TL;DR the demo visualizes the circle-packing algorithm I talk about here
I'm a big fan of procedural generation. I'll proudly claim to be among the first to be let down by v1 of No Man's Sky, but funnily enough, whenever I do return to No Man's Sky I only engage with the parts of the game that were available in the first version anyway.
In v1, the game was almost exclusively about exploration because there just wasn't that much else to do, and that aligns perfectly with the particular beauty of experiencing those algorithms at work. People will complain that procedural art isn't handcrafted, but I don't think that's exactly true.
The handcrafted piece is the algorithm which bounds the infinity of possible output. Good procedural art, like that of Minecraft, No Man's Sky, or Caves of Qud, manages to be flexible but to always or (ideally, in my opinion) almost always result in something legible. Most significantly, I appreciate procedural art that isn't precious about curating its output.
When I can re-roll a map, a planet, or an entire world with no friction, I begin to appreciate exploring each roll much more—if the possible output is so vast, any beauty I might find some a tiny corner is that much more special. Would it have gone unappreciated if I hadn't been there to notice it?
That balance of consistency and chaos can give a real sensation of looking into infinity. Ridiculous as it is, I accidentally stumbled across an elemental version of that feeling when I was creating the demo for the hover bubbles post.
Shifting vs popping
I wanted to create a field of bubbles, but I didn't want to place them by hand, so I decided to create a circle packing algorithm that looks something like this:
- Make a central circle of a constrained random radius
- Push it to a stack, then, as long as there are circles remaining in that stack
- Take a circle from the front of that stack (shift)
- Look for any surrounding circles or edges to identify free space
- Fill the remaining free space with circles which are pushed to the stack after creation
This fills a space very efficiently, because it effectively can be visualized as adding circles in layers around the center, so that every layer is as full as possible within the provided constraints before we move onto the next.
I wondered, though, what would it produce if I were to take circles from back of the stack (pop)? I made the change, and suddenly the algorithm was spitting out branching limbs and gestural sweeps.
The difference is essentially a depth- vs breadth-first distinction. Rather than filling the space layer by layer like the shift strategy, the pop strategy goes quite literally as far out on a limb as it can before returning to the first layer, bounded on that initial limb only by the edge of the available space.
On settings with small ratios between the largest and smallest possible radius, it's clear that this branching and swooping comes from the placement algorithm essentially spiraling around the center as it continuously pops the clockwise-most circle to build on.
This spiraling effect could still result in a tight pack, except my algorithm to check whether a sector around a given circle is occupied is very basic—looking for pie slices with the maximum possible radius to avoid overlaps without doing any additional geometry (this is hard to describe, more easily visualized in the demo).
That makes it perform pretty terribly as a circle-packing algorithm, but all of the empty space creates breathing room for the hungry pattern-matching part of my brain to latch onto.

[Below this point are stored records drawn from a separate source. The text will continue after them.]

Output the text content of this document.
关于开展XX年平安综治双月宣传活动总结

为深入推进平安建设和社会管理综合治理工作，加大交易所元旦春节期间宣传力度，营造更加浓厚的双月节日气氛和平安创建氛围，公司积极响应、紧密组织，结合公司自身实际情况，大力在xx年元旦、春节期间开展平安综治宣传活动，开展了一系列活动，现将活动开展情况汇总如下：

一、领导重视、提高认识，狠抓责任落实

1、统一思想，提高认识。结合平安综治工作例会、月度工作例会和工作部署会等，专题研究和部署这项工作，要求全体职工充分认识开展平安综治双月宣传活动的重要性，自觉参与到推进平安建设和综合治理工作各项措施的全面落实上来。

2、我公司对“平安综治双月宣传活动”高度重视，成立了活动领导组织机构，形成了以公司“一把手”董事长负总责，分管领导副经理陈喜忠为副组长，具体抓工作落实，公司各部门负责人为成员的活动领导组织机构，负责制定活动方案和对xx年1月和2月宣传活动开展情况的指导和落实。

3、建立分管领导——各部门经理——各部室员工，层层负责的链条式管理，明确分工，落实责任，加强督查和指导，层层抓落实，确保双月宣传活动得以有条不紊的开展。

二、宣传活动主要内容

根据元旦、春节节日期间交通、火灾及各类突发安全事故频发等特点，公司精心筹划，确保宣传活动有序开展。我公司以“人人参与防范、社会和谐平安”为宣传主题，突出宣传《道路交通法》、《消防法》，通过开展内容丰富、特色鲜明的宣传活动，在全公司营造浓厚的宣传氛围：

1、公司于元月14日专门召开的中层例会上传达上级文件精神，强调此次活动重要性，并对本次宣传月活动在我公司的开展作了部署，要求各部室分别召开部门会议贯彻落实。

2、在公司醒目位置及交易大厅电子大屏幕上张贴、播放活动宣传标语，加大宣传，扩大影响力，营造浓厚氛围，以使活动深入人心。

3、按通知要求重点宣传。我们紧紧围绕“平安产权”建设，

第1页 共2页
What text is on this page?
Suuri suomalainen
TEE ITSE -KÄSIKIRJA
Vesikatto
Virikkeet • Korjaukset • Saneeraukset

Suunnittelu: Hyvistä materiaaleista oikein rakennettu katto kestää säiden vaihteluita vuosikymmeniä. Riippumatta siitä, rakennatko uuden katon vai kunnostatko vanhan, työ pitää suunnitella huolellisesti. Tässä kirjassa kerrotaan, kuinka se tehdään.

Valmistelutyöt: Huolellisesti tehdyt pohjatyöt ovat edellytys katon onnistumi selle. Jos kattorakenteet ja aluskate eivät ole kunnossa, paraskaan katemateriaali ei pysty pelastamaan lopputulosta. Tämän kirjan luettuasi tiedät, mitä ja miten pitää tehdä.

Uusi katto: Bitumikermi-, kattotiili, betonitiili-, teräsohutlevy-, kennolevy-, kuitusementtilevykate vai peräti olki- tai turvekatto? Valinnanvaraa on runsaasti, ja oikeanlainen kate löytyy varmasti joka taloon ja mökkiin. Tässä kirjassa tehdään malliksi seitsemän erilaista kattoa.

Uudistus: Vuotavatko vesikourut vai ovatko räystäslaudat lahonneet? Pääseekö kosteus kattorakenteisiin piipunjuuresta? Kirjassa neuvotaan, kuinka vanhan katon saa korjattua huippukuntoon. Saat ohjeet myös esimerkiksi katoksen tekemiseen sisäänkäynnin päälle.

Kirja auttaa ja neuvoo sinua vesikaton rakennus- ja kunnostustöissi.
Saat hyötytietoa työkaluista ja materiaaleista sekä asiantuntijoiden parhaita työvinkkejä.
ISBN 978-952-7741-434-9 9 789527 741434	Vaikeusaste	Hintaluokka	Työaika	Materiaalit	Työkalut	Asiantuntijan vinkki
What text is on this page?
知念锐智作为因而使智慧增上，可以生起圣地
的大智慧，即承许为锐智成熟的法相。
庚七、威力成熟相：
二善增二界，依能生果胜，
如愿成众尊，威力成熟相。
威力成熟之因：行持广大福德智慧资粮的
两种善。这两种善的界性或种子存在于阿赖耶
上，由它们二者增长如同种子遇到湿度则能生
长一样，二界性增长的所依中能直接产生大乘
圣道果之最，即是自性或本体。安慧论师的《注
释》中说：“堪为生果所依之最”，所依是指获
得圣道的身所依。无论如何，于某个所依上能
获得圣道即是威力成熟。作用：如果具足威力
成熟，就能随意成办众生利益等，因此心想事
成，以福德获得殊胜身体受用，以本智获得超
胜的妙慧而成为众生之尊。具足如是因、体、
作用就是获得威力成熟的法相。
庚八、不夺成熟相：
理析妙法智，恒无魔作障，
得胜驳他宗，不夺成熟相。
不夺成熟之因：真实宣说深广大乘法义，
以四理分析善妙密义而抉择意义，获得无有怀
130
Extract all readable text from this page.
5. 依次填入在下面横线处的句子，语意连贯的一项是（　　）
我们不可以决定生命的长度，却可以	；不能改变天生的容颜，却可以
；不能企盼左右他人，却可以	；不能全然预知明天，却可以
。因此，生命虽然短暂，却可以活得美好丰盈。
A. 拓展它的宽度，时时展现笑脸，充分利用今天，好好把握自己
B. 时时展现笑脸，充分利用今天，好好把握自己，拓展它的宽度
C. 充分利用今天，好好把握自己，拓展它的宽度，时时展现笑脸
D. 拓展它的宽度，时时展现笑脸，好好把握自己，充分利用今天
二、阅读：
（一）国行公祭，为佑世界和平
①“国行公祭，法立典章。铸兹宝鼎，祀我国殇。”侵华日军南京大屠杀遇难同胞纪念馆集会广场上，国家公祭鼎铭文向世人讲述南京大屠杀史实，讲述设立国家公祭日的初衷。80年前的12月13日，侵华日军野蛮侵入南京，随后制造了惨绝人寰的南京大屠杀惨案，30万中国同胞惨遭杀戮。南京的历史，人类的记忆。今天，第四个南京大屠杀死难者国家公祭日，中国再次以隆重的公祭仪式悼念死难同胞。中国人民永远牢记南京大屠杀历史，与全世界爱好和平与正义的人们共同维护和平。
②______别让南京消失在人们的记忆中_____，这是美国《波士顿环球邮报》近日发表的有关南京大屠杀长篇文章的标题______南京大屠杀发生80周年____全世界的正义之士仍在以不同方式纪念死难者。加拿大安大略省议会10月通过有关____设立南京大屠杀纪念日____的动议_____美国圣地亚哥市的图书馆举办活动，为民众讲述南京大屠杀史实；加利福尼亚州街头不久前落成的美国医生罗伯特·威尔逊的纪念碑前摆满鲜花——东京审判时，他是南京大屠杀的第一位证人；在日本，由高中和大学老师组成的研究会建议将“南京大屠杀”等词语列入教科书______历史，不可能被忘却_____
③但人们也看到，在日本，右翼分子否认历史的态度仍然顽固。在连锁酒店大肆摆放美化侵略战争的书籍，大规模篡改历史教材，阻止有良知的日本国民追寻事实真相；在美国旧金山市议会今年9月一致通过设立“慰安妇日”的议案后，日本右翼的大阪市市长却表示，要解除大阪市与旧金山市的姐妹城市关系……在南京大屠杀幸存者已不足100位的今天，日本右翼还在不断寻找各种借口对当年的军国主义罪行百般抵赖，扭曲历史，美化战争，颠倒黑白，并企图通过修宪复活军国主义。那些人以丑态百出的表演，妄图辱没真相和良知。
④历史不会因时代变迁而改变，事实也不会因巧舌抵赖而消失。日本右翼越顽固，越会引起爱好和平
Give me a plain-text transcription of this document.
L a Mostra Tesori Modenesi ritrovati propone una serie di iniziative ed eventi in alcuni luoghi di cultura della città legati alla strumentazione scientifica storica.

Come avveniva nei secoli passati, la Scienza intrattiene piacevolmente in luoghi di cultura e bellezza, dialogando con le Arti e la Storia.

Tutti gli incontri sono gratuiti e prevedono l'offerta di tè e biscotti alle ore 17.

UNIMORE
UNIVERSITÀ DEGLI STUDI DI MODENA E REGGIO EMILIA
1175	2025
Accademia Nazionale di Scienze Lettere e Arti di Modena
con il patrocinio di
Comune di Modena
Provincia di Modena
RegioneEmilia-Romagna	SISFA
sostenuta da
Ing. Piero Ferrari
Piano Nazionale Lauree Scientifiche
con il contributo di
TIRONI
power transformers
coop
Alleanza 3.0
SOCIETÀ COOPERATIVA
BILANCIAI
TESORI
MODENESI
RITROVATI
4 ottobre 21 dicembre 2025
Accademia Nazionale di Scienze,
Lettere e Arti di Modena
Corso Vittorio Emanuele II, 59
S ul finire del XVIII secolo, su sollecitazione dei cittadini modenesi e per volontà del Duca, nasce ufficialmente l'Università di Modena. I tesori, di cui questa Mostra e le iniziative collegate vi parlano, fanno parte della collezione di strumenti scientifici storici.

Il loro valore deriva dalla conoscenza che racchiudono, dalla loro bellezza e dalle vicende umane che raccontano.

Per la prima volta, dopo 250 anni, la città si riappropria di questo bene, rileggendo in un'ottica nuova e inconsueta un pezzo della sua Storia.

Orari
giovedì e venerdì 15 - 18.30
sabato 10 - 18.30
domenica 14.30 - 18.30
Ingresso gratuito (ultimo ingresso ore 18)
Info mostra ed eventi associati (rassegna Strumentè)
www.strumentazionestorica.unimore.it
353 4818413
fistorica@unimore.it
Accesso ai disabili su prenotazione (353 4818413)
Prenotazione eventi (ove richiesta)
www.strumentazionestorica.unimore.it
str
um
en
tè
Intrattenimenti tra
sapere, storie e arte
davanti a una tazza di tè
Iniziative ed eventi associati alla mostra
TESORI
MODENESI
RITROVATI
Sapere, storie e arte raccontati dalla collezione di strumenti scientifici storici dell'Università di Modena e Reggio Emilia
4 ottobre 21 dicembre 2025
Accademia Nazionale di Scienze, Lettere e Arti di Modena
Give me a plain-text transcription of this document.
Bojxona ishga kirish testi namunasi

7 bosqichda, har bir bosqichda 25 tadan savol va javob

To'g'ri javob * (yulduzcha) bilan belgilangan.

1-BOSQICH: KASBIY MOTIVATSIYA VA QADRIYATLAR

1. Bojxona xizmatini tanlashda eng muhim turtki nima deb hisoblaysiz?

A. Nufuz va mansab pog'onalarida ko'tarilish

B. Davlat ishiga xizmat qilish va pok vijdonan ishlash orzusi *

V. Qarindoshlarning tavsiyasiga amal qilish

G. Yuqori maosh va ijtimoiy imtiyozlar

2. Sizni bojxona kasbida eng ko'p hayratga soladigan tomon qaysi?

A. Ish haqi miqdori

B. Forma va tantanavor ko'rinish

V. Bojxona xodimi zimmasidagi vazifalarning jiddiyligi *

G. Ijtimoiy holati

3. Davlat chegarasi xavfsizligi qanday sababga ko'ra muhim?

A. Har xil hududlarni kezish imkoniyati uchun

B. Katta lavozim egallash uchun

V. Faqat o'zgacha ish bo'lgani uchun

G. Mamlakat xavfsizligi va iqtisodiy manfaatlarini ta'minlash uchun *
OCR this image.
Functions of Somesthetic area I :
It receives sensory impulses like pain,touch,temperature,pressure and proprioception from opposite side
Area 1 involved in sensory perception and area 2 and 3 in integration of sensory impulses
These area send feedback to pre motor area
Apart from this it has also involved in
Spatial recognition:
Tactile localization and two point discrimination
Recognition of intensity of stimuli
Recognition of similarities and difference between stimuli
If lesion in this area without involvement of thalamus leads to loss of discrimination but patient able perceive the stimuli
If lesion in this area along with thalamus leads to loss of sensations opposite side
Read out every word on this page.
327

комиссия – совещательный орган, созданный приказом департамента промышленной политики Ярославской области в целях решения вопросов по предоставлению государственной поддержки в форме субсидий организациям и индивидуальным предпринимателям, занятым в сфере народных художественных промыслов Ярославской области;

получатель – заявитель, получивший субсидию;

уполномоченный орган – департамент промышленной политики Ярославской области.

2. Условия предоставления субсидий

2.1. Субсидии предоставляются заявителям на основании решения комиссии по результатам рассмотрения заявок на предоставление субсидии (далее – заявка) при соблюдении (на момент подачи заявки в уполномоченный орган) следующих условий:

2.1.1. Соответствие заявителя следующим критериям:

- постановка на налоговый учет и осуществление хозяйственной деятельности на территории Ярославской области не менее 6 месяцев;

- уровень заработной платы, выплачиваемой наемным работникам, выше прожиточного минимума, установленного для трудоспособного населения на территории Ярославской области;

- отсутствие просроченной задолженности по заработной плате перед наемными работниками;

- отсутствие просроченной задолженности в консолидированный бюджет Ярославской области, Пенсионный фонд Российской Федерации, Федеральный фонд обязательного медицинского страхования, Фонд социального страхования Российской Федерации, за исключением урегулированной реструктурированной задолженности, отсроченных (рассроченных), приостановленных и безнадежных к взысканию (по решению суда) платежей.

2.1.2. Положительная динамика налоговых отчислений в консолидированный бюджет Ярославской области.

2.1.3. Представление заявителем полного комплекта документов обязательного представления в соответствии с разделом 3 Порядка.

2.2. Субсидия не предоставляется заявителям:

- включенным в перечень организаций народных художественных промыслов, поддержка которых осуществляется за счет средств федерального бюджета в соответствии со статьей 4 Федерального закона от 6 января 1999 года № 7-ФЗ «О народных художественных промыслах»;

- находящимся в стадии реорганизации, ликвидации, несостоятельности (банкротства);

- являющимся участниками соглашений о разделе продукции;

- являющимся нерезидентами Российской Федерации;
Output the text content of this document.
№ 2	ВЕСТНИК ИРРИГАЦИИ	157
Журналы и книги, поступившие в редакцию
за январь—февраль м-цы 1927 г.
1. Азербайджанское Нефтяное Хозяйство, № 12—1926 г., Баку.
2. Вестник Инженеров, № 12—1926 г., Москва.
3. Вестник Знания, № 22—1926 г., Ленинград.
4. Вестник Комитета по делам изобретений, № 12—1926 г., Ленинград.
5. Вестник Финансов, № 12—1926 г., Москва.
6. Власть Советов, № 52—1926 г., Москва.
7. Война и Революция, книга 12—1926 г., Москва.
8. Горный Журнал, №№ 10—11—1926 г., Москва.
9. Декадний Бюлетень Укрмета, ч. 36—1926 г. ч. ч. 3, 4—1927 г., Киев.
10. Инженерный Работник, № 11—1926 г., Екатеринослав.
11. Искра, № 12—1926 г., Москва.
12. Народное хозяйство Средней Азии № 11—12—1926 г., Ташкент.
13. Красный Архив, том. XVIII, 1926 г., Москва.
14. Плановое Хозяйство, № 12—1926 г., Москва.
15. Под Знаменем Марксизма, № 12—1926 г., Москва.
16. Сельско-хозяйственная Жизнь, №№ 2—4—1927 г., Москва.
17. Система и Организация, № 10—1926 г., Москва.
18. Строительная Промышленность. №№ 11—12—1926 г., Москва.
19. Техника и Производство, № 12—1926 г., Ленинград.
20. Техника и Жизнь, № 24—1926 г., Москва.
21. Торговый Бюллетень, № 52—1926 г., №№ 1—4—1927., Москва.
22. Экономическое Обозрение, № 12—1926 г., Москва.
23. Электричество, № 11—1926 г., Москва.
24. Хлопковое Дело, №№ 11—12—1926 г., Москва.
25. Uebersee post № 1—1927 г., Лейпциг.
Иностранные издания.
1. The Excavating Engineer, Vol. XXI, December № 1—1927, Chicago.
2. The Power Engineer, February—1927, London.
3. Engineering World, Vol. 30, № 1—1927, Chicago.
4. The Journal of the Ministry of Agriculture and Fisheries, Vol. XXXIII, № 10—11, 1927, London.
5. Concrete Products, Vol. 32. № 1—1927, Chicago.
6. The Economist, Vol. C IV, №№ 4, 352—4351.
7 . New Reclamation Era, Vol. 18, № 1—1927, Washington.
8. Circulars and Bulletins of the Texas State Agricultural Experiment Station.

For some reason, this one kind of reminds me of a jumping spider:
It's especially distinct because of the concentration of large circles around the edge. Radii are chosen pseudo-randomly like so:
- If the available space can fit at least two circles regardless of random choice, choose at random
- Otherwise, if it's possible to fill the available space with at least one circle, do so
- Otherwise, limit the maximum random choice to ensure that the available space can be filled with two circles
Sampling from uniforms distributions causes the available space constraint to dominate, resulting in radii consistently getting smaller closer to the edge as the available space decreases, leading to some degree of sameyness between seeds. Breaking up that tendency has a huge effect on making the generated patterns feel both varied and intentional.
The Pareto distribution is slightly haunted
The exponential distribution tends to create more organic-looking shapes just because small values are so much more likely than large values, leaving space to select large radii on the edges and interrupting the spiral pattern that the pop algorithm wants to converge on.
The Pareto distribution should be an even better fit because of its tendency to choose more extreme values both on the high and low ends. Bizarrely though, there's a large circle that shows up on the upper right that is common to a tremendous number of seeds.
I can't really demonstrate this without a ton of screenshots, but if you're still reading and you have a couple seconds, by all means go to the Hover Bubble demo with the Pareto strategy and click "reroll" a bunch of times. It's kind of uncanny.
In general, rolling on the Pareto distribution produces near-identical patterns with a shocking frequency despite the seeds having almost no digits in common.